What a charade – my near death experience

On hearing our plight, others helpfully advise that we could try and jumpstart the car by starting it downhill, though I think the battery’s gone pretty much the way of the dodo. However, the other one wants to give it a try and so he rolls it to prime position at the top of the hill with me (little known for my caber tossing or tearing of phone book skills*) at the front of the car. Common sense prevails briefly as I protest that my skills are not being put to their best use, not in 30 odd years having ever single-handedly stopped a car from rolling down a hill even if it is only a Daihatsu Charade. The other one suggests that I let the handbrake go instead but being car shy and wary of causing his early demise, what with a new career in the Seychelles beckoning, I foolishly opt to stay where I am, arms outstretched, valiantly posed to save the day.

Handbrake off, and if I possessed the ability to push, I think I could also have given walking on water a crack but we’ll never know given that the window of opportunity was extremely narrow being that I was running backwards, car bearing down upon me, the other one frantically trying to run alongside and pull the handbrake while I meanwhile am yelling, god knows what but it wasn’t ‘ please could you stop the car from killing me if you don’t mind thank you, you’re ever so kind, careful you don’t put your back out’. Luckily, the other one makes contact with the handbrake and I get to live another day and plot to wreak my own revenge, recalling sage advice from a friend of a friend from years ago – mashed potato in trouser pockets, weapon of choice for the woman scorned.
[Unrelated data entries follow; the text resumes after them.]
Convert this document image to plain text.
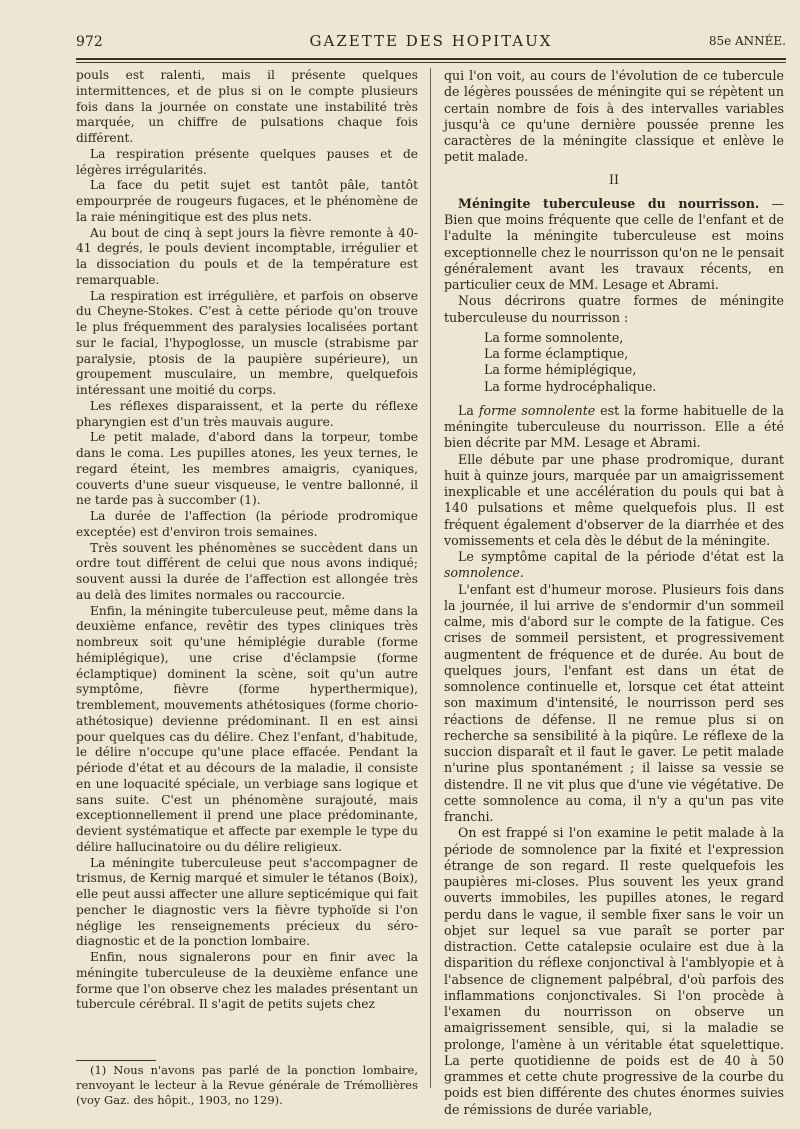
972	GAZETTE DES HOPITAUX	85e ANNÉE.

pouls est ralenti, mais il présente quelques intermittences, et de plus si on le compte plusieurs fois dans la journée on constate une instabilité très marquée, un chiffre de pulsations chaque fois différent.

La respiration présente quelques pauses et de légères irrégularités.

La face du petit sujet est tantôt pâle, tantôt empourprée de rougeurs fugaces, et le phénomène de la raie méningitique est des plus nets.

Au bout de cinq à sept jours la fièvre remonte à 40-41 degrés, le pouls devient incomptable, irrégulier et la dissociation du pouls et de la température est remarquable.

La respiration est irrégulière, et parfois on observe du Cheyne-Stokes. C'est à cette période qu'on trouve le plus fréquemment des paralysies localisées portant sur le facial, l'hypoglosse, un muscle (strabisme par paralysie, ptosis de la paupière supérieure), un groupement musculaire, un membre, quelquefois intéressant une moitié du corps.

Les réflexes disparaissent, et la perte du réflexe pharyngien est d'un très mauvais augure.

Le petit malade, d'abord dans la torpeur, tombe dans le coma. Les pupilles atones, les yeux ternes, le regard éteint, les membres amaigris, cyaniques, couverts d'une sueur visqueuse, le ventre ballonné, il ne tarde pas à succomber (1).

La durée de l'affection (la période prodromique exceptée) est d'environ trois semaines.

Très souvent les phénomènes se succèdent dans un ordre tout différent de celui que nous avons indiqué; souvent aussi la durée de l'affection est allongée très au delà des limites normales ou raccourcie.

Enfin, la méningite tuberculeuse peut, même dans la deuxième enfance, revêtir des types cliniques très nombreux soit qu'une hémiplégie durable (forme hémiplégique), une crise d'éclampsie (forme éclamptique) dominent la scène, soit qu'un autre symptôme, fièvre (forme hyperthermique), tremblement, mouvements athétosiques (forme chorio-athétosique) devienne prédominant. Il en est ainsi pour quelques cas du délire. Chez l'enfant, d'habitude, le délire n'occupe qu'une place effacée. Pendant la période d'état et au décours de la maladie, il consiste en une loquacité spéciale, un verbiage sans logique et sans suite. C'est un phénomène surajouté, mais exceptionnellement il prend une place prédominante, devient systématique et affecte par exemple le type du délire hallucinatoire ou du délire religieux.

La méningite tuberculeuse peut s'accompagner de trismus, de Kernig marqué et simuler le tétanos (Boix), elle peut aussi affecter une allure septicémique qui fait pencher le diagnostic vers la fièvre typhoïde si l'on néglige les renseignements précieux du séro-diagnostic et de la ponction lombaire.

Enfin, nous signalerons pour en finir avec la méningite tuberculeuse de la deuxième enfance une forme que l'on observe chez les malades présentant un tubercule cérébral. Il s'agit de petits sujets chez

qui l'on voit, au cours de l'évolution de ce tubercule de légères poussées de méningite qui se répètent un certain nombre de fois à des intervalles variables jusqu'à ce qu'une dernière poussée prenne les caractères de la méningite classique et enlève le petit malade.

II

Méningite tuberculeuse du nourrisson. — Bien que moins fréquente que celle de l'enfant et de l'adulte la méningite tuberculeuse est moins exceptionnelle chez le nourrisson qu'on ne le pensait généralement avant les travaux récents, en particulier ceux de MM. Lesage et Abrami.

Nous décrirons quatre formes de méningite tuberculeuse du nourrisson :

La forme somnolente,
La forme éclamptique,
La forme hémiplégique,
La forme hydrocéphalique.

La forme somnolente est la forme habituelle de la méningite tuberculeuse du nourrisson. Elle a été bien décrite par MM. Lesage et Abrami.

Elle débute par une phase prodromique, durant huit à quinze jours, marquée par un amaigrissement inexplicable et une accélération du pouls qui bat à 140 pulsations et même quelquefois plus. Il est fréquent également d'observer de la diarrhée et des vomissements et cela dès le début de la méningite.

Le symptôme capital de la période d'état est la somnolence.

L'enfant est d'humeur morose. Plusieurs fois dans la journée, il lui arrive de s'endormir d'un sommeil calme, mis d'abord sur le compte de la fatigue. Ces crises de sommeil persistent, et progressivement augmentent de fréquence et de durée. Au bout de quelques jours, l'enfant est dans un état de somnolence continuelle et, lorsque cet état atteint son maximum d'intensité, le nourrisson perd ses réactions de défense. Il ne remue plus si on recherche sa sensibilité à la piqûre. Le réflexe de la succion disparaît et il faut le gaver. Le petit malade n'urine plus spontanément ; il laisse sa vessie se distendre. Il ne vit plus que d'une vie végétative. De cette somnolence au coma, il n'y a qu'un pas vite franchi.

On est frappé si l'on examine le petit malade à la période de somnolence par la fixité et l'expression étrange de son regard. Il reste quelquefois les paupières mi-closes. Plus souvent les yeux grand ouverts immobiles, les pupilles atones, le regard perdu dans le vague, il semble fixer sans le voir un objet sur lequel sa vue paraît se porter par distraction. Cette catalepsie oculaire est due à la disparition du réflexe conjonctival à l'amblyopie et à l'absence de clignement palpébral, d'où parfois des inflammations conjonctivales. Si l'on procède à l'examen du nourrisson on observe un amaigrissement sensible, qui, si la maladie se prolonge, l'amène à un véritable état squelettique. La perte quotidienne de poids est de 40 à 50 grammes et cette chute progressive de la courbe du poids est bien différente des chutes énormes suivies de rémissions de durée variable,

(1) Nous n'avons pas parlé de la ponction lombaire, renvoyant le lecteur à la Revue générale de Trémollières (voy Gaz. des hôpit., 1903, no 129).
Still gets me every time, I thought I was mad…

Mind you, despite having cheated death, I find myself in the position of being asked to let the handbrake go, as two plucky volunteers, a barely made it teenager and girl, have stepped into the fray to push the car, quite possibly they are better at tearing phonebooks than me or evolving my definition of mad.

Evolving my position of non believer is the fact that my quandary is solved when a car comes up our drive that only contains two mechanics come to fix another car. Unbelievable. Battery is salvageable, they move the car, hire company replaces battery (allegedly) and job is done.

Oh how we laugh about it now.

*phone book tearing must now be much easier as who’s in them? And what has happened to the strongest man/woman competition?